Originally posted by @dt-woods in https://github.com/USEPA/standardizedinventories/issues/146#issuecomment-1819942869
@bl-young, any updates on this front? I'm still getting the ParseError.
So I took a look at the CSV file that is generated. If you provide pandas.read_csv with nrows, it successfully reads the data up to a point. I tried reading the number of lines in the CSV using a basic approach:
>>> from stewi.RCRAInfo import DIR_RCRA_BY_YEAR
>>> report_year = 2017
>>> filepath = DIR_RCRA_BY_YEAR.joinpath(f'br_reporting_{str(report_year)}.csv')

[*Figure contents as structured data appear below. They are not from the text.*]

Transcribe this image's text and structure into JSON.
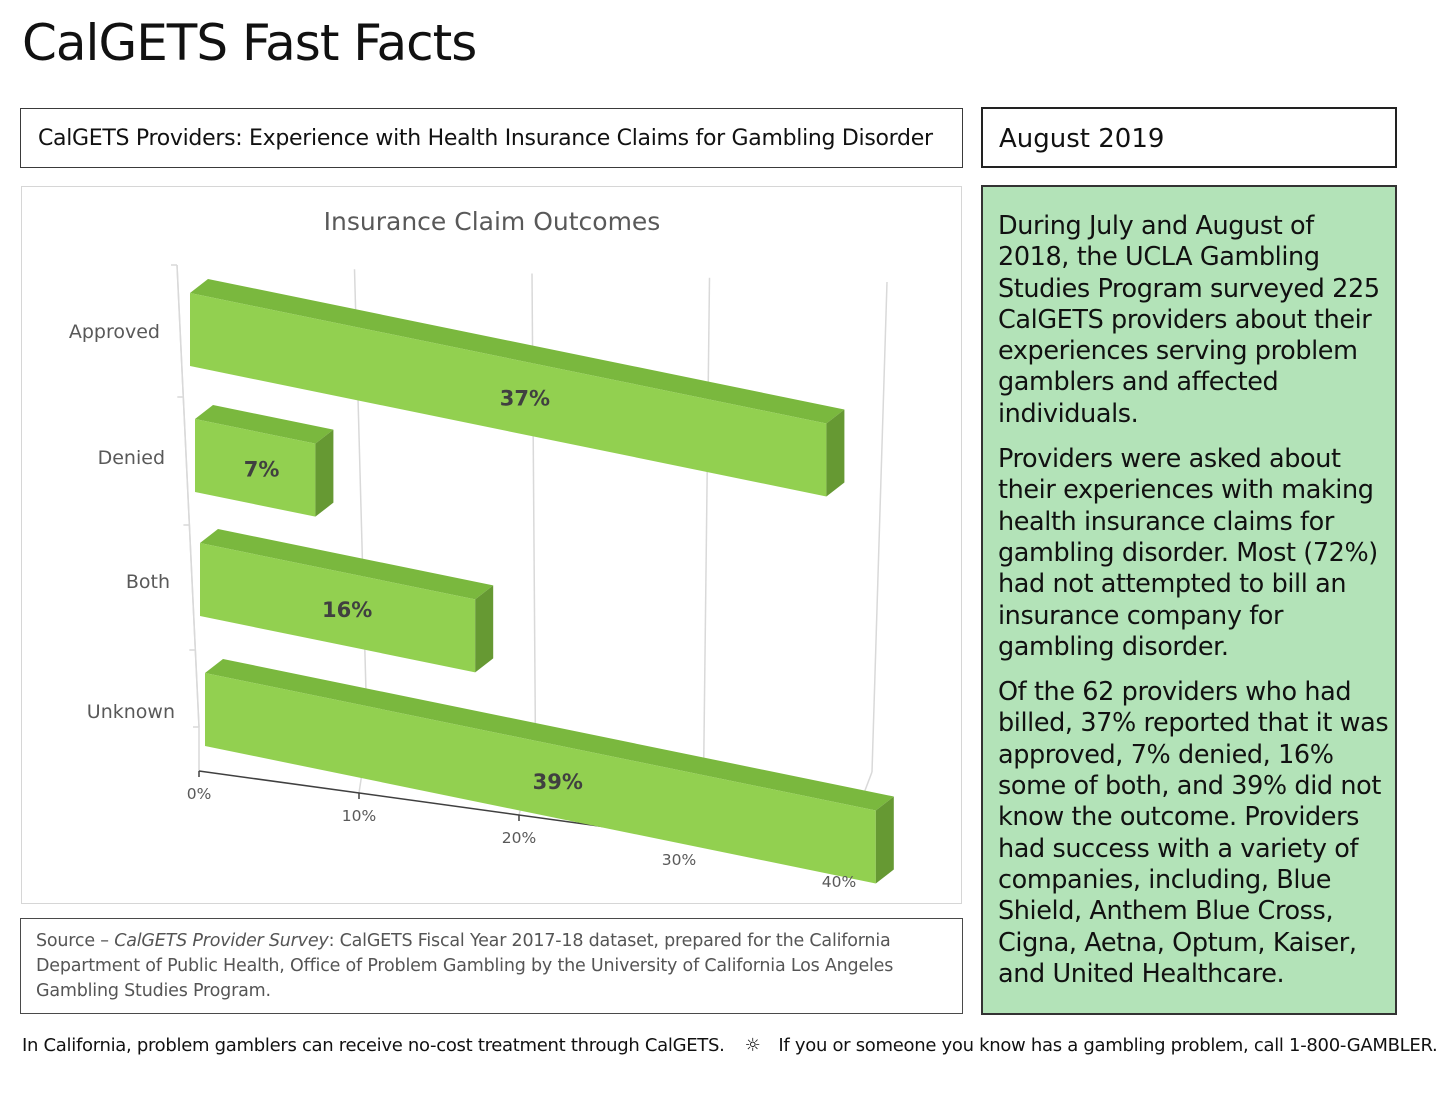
{
  "header": {
    "title": "CalGETS Fast Facts",
    "subtitle": "CalGETS Providers: Experience with Health Insurance Claims for Gambling Disorder",
    "date": "August 2019"
  },
  "chart_data": {
    "type": "bar",
    "orientation": "horizontal",
    "title": "Insurance Claim Outcomes",
    "categories": [
      "Approved",
      "Denied",
      "Both",
      "Unknown"
    ],
    "values": [
      37,
      7,
      16,
      39
    ],
    "data_labels": [
      "37%",
      "7%",
      "16%",
      "39%"
    ],
    "xlim": [
      0,
      40
    ],
    "x_ticks": [
      0,
      10,
      20,
      30,
      40
    ],
    "x_tick_labels": [
      "0%",
      "10%",
      "20%",
      "30%",
      "40%"
    ],
    "grid": true,
    "legend": "none",
    "colors": {
      "bar_front": "#92d050",
      "bar_top": "#7ab83e",
      "bar_side": "#669933"
    }
  },
  "source": {
    "prefix": "Source – ",
    "survey_name": "CalGETS Provider Survey",
    "text": ": CalGETS Fiscal Year 2017-18 dataset, prepared for the California Department of Public Health, Office of Problem Gambling by the University of California Los Angeles Gambling Studies Program."
  },
  "info": {
    "paragraphs": [
      "During July and August of 2018, the UCLA Gambling Studies Program surveyed 225 CalGETS providers about their experiences serving problem gamblers and affected individuals.",
      "Providers were asked about their experiences with making health insurance claims for gambling disorder. Most (72%) had not attempted to bill an insurance company for gambling disorder.",
      "Of the 62 providers who had billed, 37% reported that it was approved, 7% denied, 16% some of both, and 39% did not know the outcome. Providers had success with a variety of companies, including, Blue Shield, Anthem Blue Cross, Cigna, Aetna, Optum, Kaiser, and United Healthcare."
    ]
  },
  "footer": {
    "left": "In California, problem gamblers can receive no-cost treatment through CalGETS.",
    "separator": "☼",
    "right": "If you or someone you know has a gambling problem, call 1-800-GAMBLER."
  }
}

>>> with open(filepath, 'r') as f:
>>> count = sum(1 for _ in f)
>>> print(count)
2119285
I can open this in pandas.
>>> from stewi.RCRAInfo import RCRA_DATA_PATH
>>> fieldstokeep = pd.read_csv(RCRA_DATA_PATH.joinpath('RCRA_required_fields.txt'),
... header=None)
>>> df = pd.read_csv(filepath, header=0, usecols=list(fieldstokeep[0]),
... low_memory=False, on_bad_lines='skip', encoding='ISO-8859-1', sep=",",
... nrows=2119285)
>>> df.head()
Handler ID State ... Generation Tons Waste Code Group
0 AK0000384040 AK ... 12.25 K171
1 AK0000384040 AK ... 0.20 K171
2 AK0000384040 AK ... 0.40 K050
3 AK0000384040 AK ... 1.50 K050
4 AK0000384040 AK ... 0.05 K050
>>> df.tail(1).to_dict()
{'Handler ID': {2119284: 'IDD073114654'},
'State': {2119284: 'ID'},
'Handler Name': {2119284: 'US ECOLOGY IDAHO INC SITE B'},
'Location Street Number': {2119284: '20400'},
'Location Street 1': {2119284: 'LEMLEY RD'},
'Location Street 2': {2119284: nan},
'Location City': {2119284: 'GRAND VIEW'},
'Location State': {2119284: 'ID'},
'Location Zip': {2119284: '83624'},
'County Name': {2119284: 'OWYHEE'},
'Generator ID Included in NBR': {2119284: 'Y'},
'Generator Waste Stream Included in NBR': {2119284: 'N'},
'Waste Description': {2119284: '43435-0'},
'Primary NAICS': {2119284: nan},
'Source Code': {2119284: nan},
'Form Code': {2119284: nan},
'Management Method': {2119284: nan},
'Federal Waste Flag': {2119284: nan},
'Generation Tons': {2119284: nan},
'Waste Code Group': {2119284: nan}}
I'm not certain this count is accurate because I was able to read more than that with pandas. I can go higher!
>>> df = pd.read_csv(filepath, header=0, usecols=list(fieldstokeep[0]),
... low_memory=False, on_bad_lines='skip', encoding='ISO-8859-1', sep=",",
... nrows=236700)
>>> df.tail(1).to_dict()
{'Handler ID': {2366999: 'IDD073114654'},
'State': {2366999: 'ID'},
'Handler Name': {2366999: 'US ECOLOGY IDAHO INC SITE B'},
'Location Street Number': {2366999: '20400'},
'Location Street 1': {2366999: 'LEMLEY RD'},
'Location Street 2': {2366999: nan},
'Location City': {2366999: 'GRAND VIEW'},
'Location State': {2366999: 'ID'},
'Location Zip': {2366999: '83624'},
'County Name': {2366999: 'OWYHEE'},
'Generator ID Included in NBR': {2366999: 'Y'},
'Generator Waste Stream Included in NBR': {2366999: 'N'},
'Waste Description': {2366999: '43435-0'},
'Primary NAICS': {2366999: nan},
'Source Code': {2366999: nan},
'Form Code': {2366999: nan},
'Management Method': {2366999: nan},
'Federal Waste Flag': {2366999: nan},
'Generation Tons': {2366999: nan},
'Waste Code Group': {2366999: nan}}
Not sure where the upper limit is for nrows, and not sure what happens when you overload nrows.
@bl-young, any updates on this front? I'm still getting the ParseError.
No I have not had a chance to look closely yet. These ParseErrors can be tricky to track down.
For consistency, and in the meantime, I would recommend using the already processed versions, such as via
getInventory(..., download_if_missing=True)
if that works for your application.
Yep. That seems to work! Thanks again for supporting the daisy chain of kwargs down through stewicombo to getInventory.